Lookahead and lookbehind in PHP - Time & Space Complexity
We want to understand how the time it takes to run a PHP regex with lookahead and lookbehind changes as the input grows.
How does the pattern matching cost grow when using these special checks?
Analyze the time complexity of the following code snippet.
$string = "abc123xyz456";
$pattern = '/(?<=\D)\d+(?=\D)/';
preg_match_all($pattern, $string, $matches);
// This finds numbers surrounded by non-digits.
This code uses lookbehind and lookahead to find numbers that have non-digit characters before and after them.
Identify the loops, recursion, array traversals that repeat.
- Primary operation: The regex engine scans the string character by character to check for matches.
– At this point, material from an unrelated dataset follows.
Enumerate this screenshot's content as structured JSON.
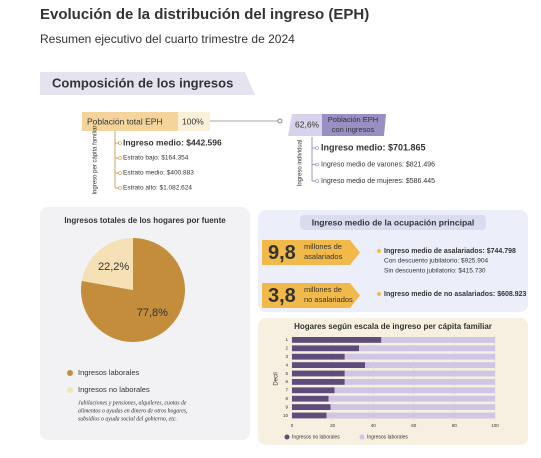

- How many times: It checks each position in the string once, applying lookbehind and lookahead at each step.
As the string gets longer, the regex engine does more checks, roughly one per character.
| Input Size (n) | Approx. Operations |
|---|---|
| 10 | About 10 checks |
| 100 | About 100 checks |
| 1000 | About 1000 checks |
Pattern observation: The work grows roughly in direct proportion to the input size.
Time Complexity: O(n)
This means the time to find matches grows linearly as the string gets longer.
[X] Wrong: "Lookahead and lookbehind make regex run much slower, like exponentially slower."
[OK] Correct: While these checks add some work, they only look at fixed positions around each character, so the overall time still grows linearly with input size.
Understanding how regex features like lookahead and lookbehind affect performance helps you write efficient pattern matching in real projects and interviews.
"What if the lookbehind pattern was variable length instead of fixed length? How would the time complexity change?"